Nie saß der Begriff Drama-Queen so perfekt wie auf diesem talentierten, angespannten Sängerkörper, der von seinen Fans seit Jahrzehnten wie ein Heiland verehrt wird. Sein Buch steht, wen wundert’s, seit dem Erscheinen in der renommierten Literaturverlagsreihe Penguin Classics (in der Autoren wie Aristoteles, Mark Twain, Thomas Mann veröffentlicht werden) auf den Bestsellerlisten der Insel. In „Autobiography“ präsentiert Morrissey seine ganze egozentrische Geschichte, detailliert bis zum Haareraufen, penibel bis zum In-die-Ohnmacht-Langweilen, größtenteils jedoch furios sprachgewaltig.

Auf 457 Seiten erklingt der Klage-Song des latent Unverstandenen, unterbrochen von nur sehr wenigen Fotos und Tongue-in-cheek-Humor, über den man höchstwahrscheinlich in seiner Gegenwart nicht laut lachen darf. Dabei kann er wirklich komisch sein, wenn er von seinen Lieblingslimericks redet, von den New York Dolls oder von seinem Freund Jon, einem 70s-Pfau – „das erste Mal, dass ich moderne Kunst in Bewegung sah“. Er erzählt von der Begegnung mit dem The-Smiths-Gitarristen Johnny Marr, von dem er sich bekanntlich nicht im Guten getrennt hat. Erstaunlicherweise kommt Marr jedoch – im Gegensatz zu den meisten seiner Geschäftspartner – in Morrisseys Erinnerungen einigermaßen positiv weg. „Er sprach guitar ohne t aus“, beschreibt er mit zugeneigter Bewunderung den nordenglischen Dialekt seines musikalischen Ex-Partners.

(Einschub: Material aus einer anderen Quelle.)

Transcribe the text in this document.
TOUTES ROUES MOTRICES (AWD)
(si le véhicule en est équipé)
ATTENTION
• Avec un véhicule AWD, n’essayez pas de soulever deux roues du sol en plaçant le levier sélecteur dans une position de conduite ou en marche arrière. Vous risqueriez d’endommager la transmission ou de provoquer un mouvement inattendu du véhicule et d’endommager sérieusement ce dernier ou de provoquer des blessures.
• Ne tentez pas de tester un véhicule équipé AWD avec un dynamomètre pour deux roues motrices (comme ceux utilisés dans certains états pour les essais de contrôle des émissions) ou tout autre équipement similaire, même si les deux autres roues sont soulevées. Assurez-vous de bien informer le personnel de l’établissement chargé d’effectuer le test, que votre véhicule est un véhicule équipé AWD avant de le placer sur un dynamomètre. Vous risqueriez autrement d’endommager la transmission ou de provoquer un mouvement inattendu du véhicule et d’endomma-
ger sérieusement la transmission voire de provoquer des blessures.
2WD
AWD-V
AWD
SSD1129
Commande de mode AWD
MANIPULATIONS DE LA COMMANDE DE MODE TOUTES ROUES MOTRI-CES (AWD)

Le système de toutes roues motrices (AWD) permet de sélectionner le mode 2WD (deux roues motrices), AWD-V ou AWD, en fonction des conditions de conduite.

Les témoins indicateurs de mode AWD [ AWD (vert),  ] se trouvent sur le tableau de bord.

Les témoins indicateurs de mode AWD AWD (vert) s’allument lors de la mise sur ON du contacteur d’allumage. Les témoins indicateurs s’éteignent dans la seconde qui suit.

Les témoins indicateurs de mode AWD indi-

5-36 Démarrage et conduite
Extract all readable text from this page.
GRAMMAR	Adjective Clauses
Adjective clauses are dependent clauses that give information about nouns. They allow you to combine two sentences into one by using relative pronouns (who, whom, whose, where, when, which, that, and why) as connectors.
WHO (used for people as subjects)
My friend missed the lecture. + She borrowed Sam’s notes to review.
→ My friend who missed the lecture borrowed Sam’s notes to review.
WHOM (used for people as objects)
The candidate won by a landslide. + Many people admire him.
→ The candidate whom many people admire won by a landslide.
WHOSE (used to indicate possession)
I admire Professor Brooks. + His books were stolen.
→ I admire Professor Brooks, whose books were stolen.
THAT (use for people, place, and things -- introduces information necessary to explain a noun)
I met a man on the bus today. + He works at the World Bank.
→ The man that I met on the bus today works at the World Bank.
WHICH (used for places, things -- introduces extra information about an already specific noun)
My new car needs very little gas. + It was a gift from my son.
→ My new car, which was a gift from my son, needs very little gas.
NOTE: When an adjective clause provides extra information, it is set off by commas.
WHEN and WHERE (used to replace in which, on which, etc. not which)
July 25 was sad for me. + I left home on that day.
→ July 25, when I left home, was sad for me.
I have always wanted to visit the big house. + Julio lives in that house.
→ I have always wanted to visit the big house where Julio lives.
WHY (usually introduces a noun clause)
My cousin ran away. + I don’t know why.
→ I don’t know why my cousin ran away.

Das andere“Partner“-Thema wird kurz gehalten – schmutzige (oder Reiz-)Wäsche wäscht Morrissey in seinem Buch nur, wenn sie literarischen Wert hat. Es gab die zweijährige Beziehung zu einem Fotografen, die er erst 35-jährig einging; es gab einen italienischen Mann mit dem Spitznamen „Gelato“, und auch ein paar Frauen. Und seine Schüsse gegen die Royals sind so amüsant wie treffend. Aber er liefert, und das ist das Ehrliche an seiner Biografie, keinen wirklichen Grund, sich persönlich mit ihm anfreunden zu wollen: Zwar erzählt er mehr und genauer vom England der 60er-bis 90er-Jahre als viele andere. Doch gleichzeitig zeigt er, wie anstrengend, misanthropisch und pathetisch er ist und war: 50 überflüssige Seiten widmet er dem berühmten Streit mit Bandmitgliedern über unbezahlte Rechnungen, der bis vor Gericht ging. Wie ein sturer Greis listet er die kleinsten Ereignisse auf, bis sogar Hardcore-Morrissey-Hemdfetzensammler nur noch weiterblättern wollen.

Morrissey beendet sein Buch, wie er es begann – mit einem tiefen Seufzer. „I am no more unhappy than anyone else“, behauptet er, um nachzusetzen: Die meisten Menschen sind erbärmliche Kreaturen – verflucht von der Traurigkeit des Daseins. Solche Zeilen will man vielleicht nicht täglich von demjenigen hören, der neben einem seinen Hinterkopf auf dem Kissen platt drückt. Aber wenn sie oft oder gelegentlich aus den Boxen schallen, ist das wunderbar. Eigentlich schnitzt Morrissey nämlich nur weiter an seinem entrückten Status: Näher als durch dieses Buch möchte man dem Mann nicht kommen.